Eyre appealed to a British Admiralty Court in London for reinstatement of his Captain’s license. The Court refused to listen to the case, if anything, they contended, the Yokohama Court of Inquiry had been too lenient. Eyre’s fate is uncertain. One source has him dying a few months after the Admiralty Court’s refusal to hear the case, but there is a record of an Arthur W. Eyre being married in Tasmania in 1881. The Bombay ran as a mail steamer between Yokohama and Hong Kong for a few more years, before being retired and used as a tea hulk. On Christmas Eve, 1880, fire accidently destroyed her while she lay at Woosing.
Japanese fisherman found two other bodies, the American Minister interred them on either side of Williams. The foreign residents contributed funds for a monument to the men of the Oneida, it still stands today over the three men’s graves.

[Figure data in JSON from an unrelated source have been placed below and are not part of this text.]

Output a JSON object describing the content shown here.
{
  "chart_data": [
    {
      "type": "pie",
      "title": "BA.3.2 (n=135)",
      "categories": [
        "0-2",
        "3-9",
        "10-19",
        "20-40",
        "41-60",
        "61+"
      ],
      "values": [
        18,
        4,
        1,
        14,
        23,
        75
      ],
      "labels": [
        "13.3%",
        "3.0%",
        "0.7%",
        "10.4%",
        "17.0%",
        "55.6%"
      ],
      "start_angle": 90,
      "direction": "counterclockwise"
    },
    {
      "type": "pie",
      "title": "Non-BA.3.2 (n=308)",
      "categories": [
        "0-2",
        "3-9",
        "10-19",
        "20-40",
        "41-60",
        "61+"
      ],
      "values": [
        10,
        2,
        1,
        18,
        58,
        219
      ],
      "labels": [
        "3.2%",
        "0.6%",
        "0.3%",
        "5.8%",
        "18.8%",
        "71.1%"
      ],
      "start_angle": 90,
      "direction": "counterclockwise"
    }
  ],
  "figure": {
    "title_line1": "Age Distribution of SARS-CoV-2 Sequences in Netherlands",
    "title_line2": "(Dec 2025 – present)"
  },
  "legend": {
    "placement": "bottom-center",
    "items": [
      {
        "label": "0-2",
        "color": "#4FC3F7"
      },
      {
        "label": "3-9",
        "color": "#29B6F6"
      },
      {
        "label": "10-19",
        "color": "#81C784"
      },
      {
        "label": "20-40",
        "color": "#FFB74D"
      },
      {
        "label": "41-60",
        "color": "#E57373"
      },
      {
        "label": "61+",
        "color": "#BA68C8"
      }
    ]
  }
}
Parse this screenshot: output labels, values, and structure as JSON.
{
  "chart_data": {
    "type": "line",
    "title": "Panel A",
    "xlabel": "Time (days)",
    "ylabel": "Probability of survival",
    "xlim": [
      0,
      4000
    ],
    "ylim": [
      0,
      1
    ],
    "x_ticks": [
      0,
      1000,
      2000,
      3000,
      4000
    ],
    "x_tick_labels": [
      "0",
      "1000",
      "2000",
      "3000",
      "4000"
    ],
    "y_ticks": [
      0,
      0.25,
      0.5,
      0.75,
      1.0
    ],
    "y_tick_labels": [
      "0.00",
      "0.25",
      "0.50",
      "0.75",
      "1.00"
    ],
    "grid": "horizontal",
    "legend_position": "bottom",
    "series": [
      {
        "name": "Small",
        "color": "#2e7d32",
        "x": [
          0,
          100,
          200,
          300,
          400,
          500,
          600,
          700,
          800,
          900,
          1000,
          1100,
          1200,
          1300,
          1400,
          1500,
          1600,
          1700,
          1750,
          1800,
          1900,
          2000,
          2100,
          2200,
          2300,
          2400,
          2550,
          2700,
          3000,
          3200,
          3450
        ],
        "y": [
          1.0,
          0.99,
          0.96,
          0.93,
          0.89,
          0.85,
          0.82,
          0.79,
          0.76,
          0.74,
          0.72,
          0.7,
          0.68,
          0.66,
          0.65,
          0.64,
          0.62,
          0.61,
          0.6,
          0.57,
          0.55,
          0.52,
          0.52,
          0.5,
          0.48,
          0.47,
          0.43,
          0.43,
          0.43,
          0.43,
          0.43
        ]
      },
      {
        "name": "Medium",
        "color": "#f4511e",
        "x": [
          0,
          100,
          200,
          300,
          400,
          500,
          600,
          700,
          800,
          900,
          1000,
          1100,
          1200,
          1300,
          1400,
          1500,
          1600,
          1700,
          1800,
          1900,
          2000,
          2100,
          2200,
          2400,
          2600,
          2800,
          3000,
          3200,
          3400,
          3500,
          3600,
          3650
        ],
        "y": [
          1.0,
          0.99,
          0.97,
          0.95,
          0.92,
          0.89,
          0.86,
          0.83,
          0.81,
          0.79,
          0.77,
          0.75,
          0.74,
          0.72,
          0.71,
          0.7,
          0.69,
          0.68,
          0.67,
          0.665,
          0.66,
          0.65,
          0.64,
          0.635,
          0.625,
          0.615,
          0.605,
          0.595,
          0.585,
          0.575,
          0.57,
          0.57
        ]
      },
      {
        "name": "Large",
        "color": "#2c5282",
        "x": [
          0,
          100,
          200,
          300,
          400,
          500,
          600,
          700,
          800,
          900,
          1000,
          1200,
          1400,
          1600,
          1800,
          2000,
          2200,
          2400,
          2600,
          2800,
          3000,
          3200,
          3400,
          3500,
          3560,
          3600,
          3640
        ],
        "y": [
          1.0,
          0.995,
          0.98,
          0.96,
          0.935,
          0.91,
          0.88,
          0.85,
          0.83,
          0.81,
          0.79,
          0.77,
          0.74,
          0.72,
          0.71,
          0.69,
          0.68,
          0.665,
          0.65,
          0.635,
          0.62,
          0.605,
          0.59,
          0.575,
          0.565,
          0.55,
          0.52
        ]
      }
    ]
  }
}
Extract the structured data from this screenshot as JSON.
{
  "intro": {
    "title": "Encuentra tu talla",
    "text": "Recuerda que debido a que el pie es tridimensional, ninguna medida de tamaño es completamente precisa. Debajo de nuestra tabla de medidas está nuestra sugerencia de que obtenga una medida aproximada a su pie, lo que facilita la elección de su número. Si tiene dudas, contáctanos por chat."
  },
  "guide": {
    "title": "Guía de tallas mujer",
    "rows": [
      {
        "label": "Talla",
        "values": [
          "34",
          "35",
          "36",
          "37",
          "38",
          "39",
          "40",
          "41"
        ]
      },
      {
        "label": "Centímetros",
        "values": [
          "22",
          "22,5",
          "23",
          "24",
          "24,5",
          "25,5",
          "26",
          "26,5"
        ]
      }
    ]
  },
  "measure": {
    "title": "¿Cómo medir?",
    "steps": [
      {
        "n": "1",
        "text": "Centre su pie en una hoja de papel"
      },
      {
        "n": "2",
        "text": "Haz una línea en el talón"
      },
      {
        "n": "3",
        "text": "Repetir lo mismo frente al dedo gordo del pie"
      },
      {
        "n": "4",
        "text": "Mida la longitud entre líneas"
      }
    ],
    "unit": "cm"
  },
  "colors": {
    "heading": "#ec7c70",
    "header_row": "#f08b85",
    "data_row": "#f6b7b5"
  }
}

In the 1890’s, the Japanese cleared the Oneida’s wreck while constructing fortifications on Saratoga Spit. They found a number of bones. One of the survivors of the Oneida, his name lost to history, attended the ceremony burying them in a common grave. A monument stood over the grave, a copper plate attached to it identified the remains, until the Japanese removed it in World War Two to melt down for shell casings. It has not been replaced. DeLong returned to the United States, settling in Virginia City, Nevada, where he died of typhoid fever in 1876.Suddards stayed in the Navy, serving as Chief Medical Officer for the entire branch at the time of his death in the 1880’s. Yates too remained in the Navy. Promoted immediately on his return to American soil, he faded into history. For years, the photograph of the Oneida’s officers with their counterparts of the Vsadnick hung in the later ship’s ward room, surrounded by black crepe.
Reflecting on the disaster, the loss of Frothingham, Copp, and 118 other men, in distant Yankton, Dakota Territory, the Union and Dakotian published an obituary on the Oneida’s crew.
Their memory will live in the hearts of their countryman. It is not difficult to exhibit gallantry, courage, and lofty determination in the shock of battle, when the blood is stirred, and the feelings raised to their highest point. But in the midst of a quiet, peaceful scene, while indulging in the most pleasing anticipations, when suddenly called on to confront death, without the opportunity of escape or resistance, the heroism of these brave men is something indeed for the nation to glory in.